Condoning Violence Against Women

A few days ago, I witness an event which has left an indelible mark on me.  My perception about violence against women has been forever altered…

One afternoon, a middle age couple grabbed all the attention on a crowded streets when the husband started throwing abusive words and threats to his wife across the street. He was an educated man, carrying a child in one whilst making authoritative gestures with the other. His voice was loud enough to be heard across the streets and beyond.  Attention shifted from him to the other side of the street where the recipient of the abusive behavior was standing.

It was not surprising that the victim was a woman but It was not easy identifying her because of her composure. She wore a smile .Despite the smile, this pregnant lady with a baby at her back had humiliation and shame written all over. All she did was smile.She had this ‘I am used to it’ attitude. After the husband was done humiliating and threatening to slap her, he stormed away in anger and the lady crossed the street to follow him.

I could not help but imagine what was going to happen in their home that night because of how furious he was. Why was the lady smiling? Did she think she deserved a public display of humiliation for whatever preceded this event? How long was she going to stay in this marriage? What was going to happen to the children? Were they victims of his abuse too?

The intriguing aspect of this experience was not so much of the questions that were floating in my mind but that of Ghanaian society’s attitude on violence against women. Nobody approached the abusive man or his victim at the scene. It looked like people thought it was a couple’s fight so no one had the right to interfere. So there he stood abusing her which is probably not the first and won’t be the last time. The silence of passer bys was what really amazed me. Would someone have reacted had he actually moved from threatening to physical abuse? Whose job is it to protect such victims on the spot?

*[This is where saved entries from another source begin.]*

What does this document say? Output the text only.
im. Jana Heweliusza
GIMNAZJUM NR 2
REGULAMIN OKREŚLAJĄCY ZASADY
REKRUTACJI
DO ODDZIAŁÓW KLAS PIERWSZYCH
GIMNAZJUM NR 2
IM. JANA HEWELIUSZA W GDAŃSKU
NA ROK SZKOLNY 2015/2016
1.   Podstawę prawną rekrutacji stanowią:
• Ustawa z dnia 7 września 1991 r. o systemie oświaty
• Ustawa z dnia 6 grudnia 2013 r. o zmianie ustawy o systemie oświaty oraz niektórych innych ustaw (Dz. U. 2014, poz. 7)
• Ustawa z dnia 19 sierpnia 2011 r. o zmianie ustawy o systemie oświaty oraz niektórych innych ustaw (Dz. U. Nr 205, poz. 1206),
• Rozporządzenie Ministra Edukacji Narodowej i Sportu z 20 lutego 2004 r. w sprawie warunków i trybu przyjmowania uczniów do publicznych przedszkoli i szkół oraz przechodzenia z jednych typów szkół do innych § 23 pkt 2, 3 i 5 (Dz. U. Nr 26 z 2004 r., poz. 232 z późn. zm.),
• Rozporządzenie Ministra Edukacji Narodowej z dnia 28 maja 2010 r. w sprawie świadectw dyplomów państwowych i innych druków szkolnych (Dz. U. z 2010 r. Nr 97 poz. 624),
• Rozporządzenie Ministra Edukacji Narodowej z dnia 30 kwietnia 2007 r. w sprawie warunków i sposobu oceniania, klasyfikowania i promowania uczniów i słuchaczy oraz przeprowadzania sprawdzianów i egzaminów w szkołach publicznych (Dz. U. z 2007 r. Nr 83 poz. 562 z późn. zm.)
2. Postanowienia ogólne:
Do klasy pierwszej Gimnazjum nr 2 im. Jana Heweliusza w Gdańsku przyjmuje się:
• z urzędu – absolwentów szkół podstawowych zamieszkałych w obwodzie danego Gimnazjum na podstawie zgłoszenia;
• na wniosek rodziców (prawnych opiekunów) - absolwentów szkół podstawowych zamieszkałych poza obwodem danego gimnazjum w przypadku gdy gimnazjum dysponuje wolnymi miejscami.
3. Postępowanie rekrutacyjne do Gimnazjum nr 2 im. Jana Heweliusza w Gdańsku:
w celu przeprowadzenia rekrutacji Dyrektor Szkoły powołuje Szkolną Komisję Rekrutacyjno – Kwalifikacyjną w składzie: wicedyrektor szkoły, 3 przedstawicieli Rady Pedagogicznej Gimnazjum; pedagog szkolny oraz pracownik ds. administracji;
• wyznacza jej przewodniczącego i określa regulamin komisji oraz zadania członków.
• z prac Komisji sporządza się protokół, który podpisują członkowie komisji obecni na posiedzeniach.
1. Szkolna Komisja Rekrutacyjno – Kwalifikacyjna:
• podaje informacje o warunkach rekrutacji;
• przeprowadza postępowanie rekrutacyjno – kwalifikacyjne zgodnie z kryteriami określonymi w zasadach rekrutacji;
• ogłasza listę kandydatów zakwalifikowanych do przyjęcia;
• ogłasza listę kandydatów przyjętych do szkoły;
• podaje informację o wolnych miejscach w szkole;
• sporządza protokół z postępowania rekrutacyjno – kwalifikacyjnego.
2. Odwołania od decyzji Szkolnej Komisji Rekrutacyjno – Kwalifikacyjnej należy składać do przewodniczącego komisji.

Personally I think the silence of those of us who witnesses such abusive behaviour can be interpreted as condoning women abuse rather than the usual ‘we don’t want to interfere rhetoric. Protecting women against violence should be everybody’s business especially if they are witnesses of the violence. Call a support line to report a case of violence against a woman. As a community we would rather not ‘interfere’ . Someone has to care enough. Someone has to know that abusing a woman publicly or privately is not socially acceptable. Our silence means we condone this behaviour.